In Newsom’s public remarks, he recalled a comment from the former head of the Grateful Dead, Jerry Garcia: “He had a wonderful quote that, as I’m sitting here, I reflected on: He said that you don’t want to be the best of the best; you want to be the only one that does what you do. And I think about that statement in the context of where we are at Caltech. No one does what you do. You are not the ‘best of the best’—you reinvented the space. But so have the Resnicks, in terms of their largesse, in terms of their remarkable entrepreneurial spirit, and the two are coming together at this remarkable moment.”

Critics respond to Caltech news release

Courtland in the Delta. Photograph by John Harrington

In a tweet, Restore the Delta responded to the Caltech release by asking, “What about Delta sustainability @GavinNewsom? What about our community needs, water quality, air quality, local infrastructure, and economic development needs?”

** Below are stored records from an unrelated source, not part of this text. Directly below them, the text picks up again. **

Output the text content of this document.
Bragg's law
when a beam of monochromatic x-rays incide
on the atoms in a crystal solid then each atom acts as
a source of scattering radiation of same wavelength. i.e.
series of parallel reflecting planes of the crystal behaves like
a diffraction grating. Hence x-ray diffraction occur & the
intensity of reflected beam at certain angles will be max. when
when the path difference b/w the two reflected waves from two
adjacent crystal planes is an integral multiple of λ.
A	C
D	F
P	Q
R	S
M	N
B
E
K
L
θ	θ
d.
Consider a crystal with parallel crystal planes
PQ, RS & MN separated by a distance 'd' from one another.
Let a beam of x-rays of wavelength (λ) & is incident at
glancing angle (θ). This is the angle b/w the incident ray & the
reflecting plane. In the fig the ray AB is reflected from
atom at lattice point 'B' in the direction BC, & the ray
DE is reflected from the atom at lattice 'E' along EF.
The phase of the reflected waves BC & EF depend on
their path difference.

Many California conservationists have those same questions.

Not mentioned in the press release was how the Resnicks’ huge agricultural operations, based in Kern County, use more water annually than every home in Los Angeles combined, according to an article by Josh Harkinson in Mother Jones magazine on August 9, 2016. Nor does the release mention that the Resnicks became known for buying water for as little as $28 per acre-foot from the State of California and then selling it for as much as $196 per acre-foot back to the state, according to an article by the late Mike Taugher in the Contra Costa Times on May 23, 2009, who broke the story. The state then used this water to supply other irrigators whose Delta water supply had been previously curtailed.

“As the West Coast’s largest estuary plunged to the brink of collapse from 2000 to 2007, state water officials pumped unprecedented amounts of water out of the Delta only to effectively buy some of it back at taxpayer expense for a failed environmental protection plan,” according to Taugher.

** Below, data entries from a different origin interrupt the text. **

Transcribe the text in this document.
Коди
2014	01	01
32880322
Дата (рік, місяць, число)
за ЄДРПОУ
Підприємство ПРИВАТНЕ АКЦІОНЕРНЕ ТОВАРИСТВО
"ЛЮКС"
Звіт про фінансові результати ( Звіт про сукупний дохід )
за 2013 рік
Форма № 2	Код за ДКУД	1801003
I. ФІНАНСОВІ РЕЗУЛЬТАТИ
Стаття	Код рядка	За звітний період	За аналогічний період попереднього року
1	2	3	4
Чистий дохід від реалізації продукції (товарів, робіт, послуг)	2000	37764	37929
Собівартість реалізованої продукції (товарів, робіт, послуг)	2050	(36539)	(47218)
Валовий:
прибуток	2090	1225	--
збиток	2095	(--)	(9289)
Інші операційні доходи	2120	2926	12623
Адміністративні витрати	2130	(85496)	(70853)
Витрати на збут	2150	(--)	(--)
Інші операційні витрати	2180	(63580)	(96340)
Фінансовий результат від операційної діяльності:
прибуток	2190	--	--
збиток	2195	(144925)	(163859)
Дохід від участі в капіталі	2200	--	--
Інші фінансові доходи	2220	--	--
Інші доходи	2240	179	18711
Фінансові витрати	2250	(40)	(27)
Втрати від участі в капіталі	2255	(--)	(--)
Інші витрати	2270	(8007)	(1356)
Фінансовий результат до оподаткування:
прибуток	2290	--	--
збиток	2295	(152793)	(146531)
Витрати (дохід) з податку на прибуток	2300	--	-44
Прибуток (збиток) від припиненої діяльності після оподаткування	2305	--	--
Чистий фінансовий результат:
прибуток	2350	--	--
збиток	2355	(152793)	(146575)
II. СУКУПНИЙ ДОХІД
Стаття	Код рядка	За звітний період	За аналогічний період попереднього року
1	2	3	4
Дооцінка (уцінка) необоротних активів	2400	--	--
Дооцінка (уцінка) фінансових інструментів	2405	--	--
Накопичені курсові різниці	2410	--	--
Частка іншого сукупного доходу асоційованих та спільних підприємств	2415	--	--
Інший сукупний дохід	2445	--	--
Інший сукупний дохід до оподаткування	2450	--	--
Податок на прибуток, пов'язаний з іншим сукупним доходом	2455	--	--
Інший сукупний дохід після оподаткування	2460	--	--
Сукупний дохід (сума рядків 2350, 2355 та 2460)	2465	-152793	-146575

Now, with recent developments, some longtime media observers remain extremely skeptical. One of them, investigative journalist Yasha Levine, describe in his latest Substack article a kind of absurdity in the “Resnick Sustainable Center” being funded by two of the most unsustainable billionaire oligarchs in California:

“Their latest ploy is this $750 million ‘Resnick Sustainability Center’ that they’re building at Caltech — a joke considering that the Resnick’s entire business model is based on unsustainably terraforming the land and plundering resources to the maximum,” Levine wrote. “But then it’s not so funny what you realize that what the Resnicks probably have in mind with all this ‘sustainability’ talk is making sure their own industrial plunder will be sustained as long as possible without any serious political challenges. It looks like that’s what their Caltech investment is about.”